|
Caches are increasingly common in DSPs, but many DSP programmers are unfamiliar with their operation. This article explains how caches work, using the two-level cache in TI's C64x as an example. It also outlines the causes for cache misses. In part 2, the author will explain how to minimize cache misses, giving some practical examples.
Why use caches?
High-performance DSP systems process digital data quickly. For example, the fastest members of the C6000 family, the TMS320C64x, operate at a clock rate of 1 GHz. Processing data at these extremely high rates requires fast memory that is directly connected to the Central Processing Unit (CPU). However, a bandwidth dilemma has occurred with the dramatic increase in processor speed. While processor speed has increased dramatically, memory speed has not. Advanced process technologies have allowed both the CPU clock speed to increase and more memory to be integrated on-chip, but the access time of the on-chip memory has not decreased proportionally. By nature, SRAMs are large arrays of static storage elements. As you increase the number of storage elements, you have more capacitance on the data lines between these storage elements and the CPU. The more capacitance you have, the slower the switching time. Thus, the speed advances due to process technology are often mitigated by the increased capacitance of large memory arrays. Therefore, the memory to which the CPU is connected often becomes a processing bottleneck.

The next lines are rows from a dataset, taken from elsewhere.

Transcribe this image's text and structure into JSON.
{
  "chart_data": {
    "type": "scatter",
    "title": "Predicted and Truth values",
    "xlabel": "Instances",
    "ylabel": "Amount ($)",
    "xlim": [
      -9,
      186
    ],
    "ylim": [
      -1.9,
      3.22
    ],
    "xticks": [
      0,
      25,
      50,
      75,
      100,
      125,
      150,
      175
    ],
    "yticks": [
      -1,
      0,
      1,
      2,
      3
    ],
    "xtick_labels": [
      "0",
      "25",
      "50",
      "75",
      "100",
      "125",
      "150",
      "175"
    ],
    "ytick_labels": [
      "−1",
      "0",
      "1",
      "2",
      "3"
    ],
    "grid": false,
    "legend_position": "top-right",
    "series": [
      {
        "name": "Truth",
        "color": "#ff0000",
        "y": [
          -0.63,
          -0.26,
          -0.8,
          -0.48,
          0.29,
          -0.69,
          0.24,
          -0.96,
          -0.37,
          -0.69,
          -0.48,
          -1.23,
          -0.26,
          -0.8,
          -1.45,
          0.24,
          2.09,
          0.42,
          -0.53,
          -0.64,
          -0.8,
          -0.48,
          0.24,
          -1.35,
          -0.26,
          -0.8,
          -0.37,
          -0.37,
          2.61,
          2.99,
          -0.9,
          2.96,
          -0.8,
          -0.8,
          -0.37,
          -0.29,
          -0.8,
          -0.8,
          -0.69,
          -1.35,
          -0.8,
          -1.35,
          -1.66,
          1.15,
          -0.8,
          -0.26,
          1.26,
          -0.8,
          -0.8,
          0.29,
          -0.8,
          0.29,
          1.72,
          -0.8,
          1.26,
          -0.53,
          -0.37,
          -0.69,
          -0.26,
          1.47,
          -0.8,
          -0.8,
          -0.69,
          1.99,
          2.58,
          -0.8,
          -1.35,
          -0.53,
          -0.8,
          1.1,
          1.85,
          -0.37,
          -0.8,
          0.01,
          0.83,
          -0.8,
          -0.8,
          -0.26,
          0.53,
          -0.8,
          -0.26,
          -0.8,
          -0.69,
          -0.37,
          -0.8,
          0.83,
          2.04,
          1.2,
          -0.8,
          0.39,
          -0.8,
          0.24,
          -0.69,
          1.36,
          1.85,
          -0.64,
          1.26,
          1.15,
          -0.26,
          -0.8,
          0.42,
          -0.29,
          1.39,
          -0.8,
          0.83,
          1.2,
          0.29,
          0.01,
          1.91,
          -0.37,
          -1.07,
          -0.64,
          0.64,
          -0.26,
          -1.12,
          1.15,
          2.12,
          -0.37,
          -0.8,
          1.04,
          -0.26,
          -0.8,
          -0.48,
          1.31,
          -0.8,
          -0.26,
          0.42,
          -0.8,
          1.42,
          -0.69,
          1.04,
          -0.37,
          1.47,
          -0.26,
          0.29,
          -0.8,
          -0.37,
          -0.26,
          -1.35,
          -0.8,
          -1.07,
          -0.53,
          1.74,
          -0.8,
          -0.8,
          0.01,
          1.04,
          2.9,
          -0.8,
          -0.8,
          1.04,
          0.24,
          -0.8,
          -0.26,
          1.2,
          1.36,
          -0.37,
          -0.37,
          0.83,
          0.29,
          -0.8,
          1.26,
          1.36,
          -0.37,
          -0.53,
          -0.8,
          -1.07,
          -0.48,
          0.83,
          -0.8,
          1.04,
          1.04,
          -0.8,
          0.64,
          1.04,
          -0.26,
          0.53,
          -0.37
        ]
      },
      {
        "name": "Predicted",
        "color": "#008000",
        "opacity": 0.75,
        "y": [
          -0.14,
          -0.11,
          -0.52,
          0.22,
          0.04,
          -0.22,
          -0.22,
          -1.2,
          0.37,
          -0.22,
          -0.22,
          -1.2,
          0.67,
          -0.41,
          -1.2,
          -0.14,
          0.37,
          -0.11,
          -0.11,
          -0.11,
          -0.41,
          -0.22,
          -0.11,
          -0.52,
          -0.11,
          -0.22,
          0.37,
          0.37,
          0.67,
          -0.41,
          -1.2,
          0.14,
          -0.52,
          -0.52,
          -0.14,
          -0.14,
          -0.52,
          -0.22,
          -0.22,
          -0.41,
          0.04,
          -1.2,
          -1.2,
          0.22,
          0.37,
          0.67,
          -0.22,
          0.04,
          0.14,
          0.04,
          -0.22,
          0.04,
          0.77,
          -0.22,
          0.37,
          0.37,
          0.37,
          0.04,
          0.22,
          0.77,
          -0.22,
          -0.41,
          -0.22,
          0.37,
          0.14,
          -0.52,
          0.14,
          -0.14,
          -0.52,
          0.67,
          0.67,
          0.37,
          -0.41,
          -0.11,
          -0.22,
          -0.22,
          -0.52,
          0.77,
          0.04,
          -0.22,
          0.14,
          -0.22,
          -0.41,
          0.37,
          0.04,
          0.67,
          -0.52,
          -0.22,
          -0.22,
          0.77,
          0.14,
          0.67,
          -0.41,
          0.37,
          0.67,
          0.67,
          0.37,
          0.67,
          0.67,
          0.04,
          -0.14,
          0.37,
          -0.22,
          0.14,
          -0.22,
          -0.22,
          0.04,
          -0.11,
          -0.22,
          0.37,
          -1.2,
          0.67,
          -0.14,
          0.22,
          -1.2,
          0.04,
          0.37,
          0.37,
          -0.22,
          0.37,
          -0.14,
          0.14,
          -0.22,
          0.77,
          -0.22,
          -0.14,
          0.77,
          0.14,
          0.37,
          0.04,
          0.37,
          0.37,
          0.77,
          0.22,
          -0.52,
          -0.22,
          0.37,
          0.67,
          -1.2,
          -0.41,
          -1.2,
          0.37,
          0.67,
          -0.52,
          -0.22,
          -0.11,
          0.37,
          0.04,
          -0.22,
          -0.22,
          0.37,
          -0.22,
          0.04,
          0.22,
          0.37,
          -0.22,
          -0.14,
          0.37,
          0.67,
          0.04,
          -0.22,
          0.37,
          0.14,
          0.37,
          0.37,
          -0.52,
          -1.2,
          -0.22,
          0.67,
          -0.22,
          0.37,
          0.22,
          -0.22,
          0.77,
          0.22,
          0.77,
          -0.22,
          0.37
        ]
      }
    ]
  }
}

Cache memories can greatly reduce the CPU to memory processing bottleneck. Caches are small, fast memory that reside between the CPU and slower system memory. The cache provides code and data to the CPU at the speed of the processor while automatically managing the data movement from the slower main memory which is frequently located off-chip.
Many high-end processors, including the C64x DSP, employ a two-level cache architecture for on-chip program and data accesses. In this hierarchy, the CPU interfaces directly to small level-one program (L1P) and data (L1D) caches. Dedicated L1 caches eliminate conflicts for the memory resources between the program and data busses, thus increasing speed. These L1 caches operate at the same speed as the CPU. The L1 memories are also connected to a larger, second-level memory of on-chip memory called L2. L2 is a unified memory block that contains both program and data. This unified L2 memory provides flexible memory allocation between program and data for accesses outside of L1. The L2 memory acts as a bridge between the L1 memory and memory located off-chip. See Figure 1.

1. C64x two-level cache architecture.
Cache memories are still a new concept to many DSP programmers. This two part article provides a high-level overview of cache-based system performance. It covers cache fundamentals, provides an overview of the C64x cache architecture, discusses code behavior in caches, and points out techniques for optimizing code for cache-based systems.
Cache concepts
Caches are based on two concepts: temporal locality (if an item is referenced, it will be referenced again soon) and spatial locality (if an item is referenced, items that are located nearby will also be referenced soon). Figure 2 shows a piece of C code that illustrates both these concepts.

2. C code for a dot product.
In this loop, we are multiplying elements in the "x" array by corresponding elements in the "y" array, and we are keeping a running sum of the product. Note that the same piece of code is executed ten times in a row. The data value "sum" is also accessed ten times in a row. This illustrates temporal locality; the same pieces of code and data are accessed several times in succession. However, the individual elements in the x and y arrays are accessed only once. The data required for each iteration of the loop is the succeeding element in the array. In the first iteration, x[0] and y[0] are accessed; in the next iteration, x[1] and y[1] are accessed, etc. This is an example of spatial locality. Note that while the values within the individual arrays are in close proximity to each other, the two arrays may not be in close proximity to each other.
Caches effectively utilize temporal locality—the CPU is kept close to the instructions and data it is currently using. Caches also take advantage of spatial locality—instructions and data that are in close proximity to those being used currently by the CPU are also kept close to the CPU. Those instructions and data that have not been used recently are located farther away from the CPU in a separate level of memory. This is not very different from a flat memory architecture. When we want the fastest possible performance in a flat memory model, we keep the code and data we need in on-chip memory. Those instructions and data that are not of immediate importance can be kept in slower, off-chip memory. The main difference between a flat memory model and a cache model is how the memory hierarchy is managed. In the flat memory model, the programmer manages the hierarchy (brings new code and data on-chip when needed) while in a cache system, the cache controller manages the hierarchy.
Since the cache controller greatly simplifies managing the memory hierarchy, a programmer can quickly develop his/her system. This is especially true in large systems where it is very complex to program the data flow using a Direct Memory Access (DMA) approach, or very inefficient to use the CPU to manage the data flow which would be necessary in a flat memory architecture. Thus, cache-based systems provide a large advantage over flat memory systems in terms of data management simplicity and rapid development time.
|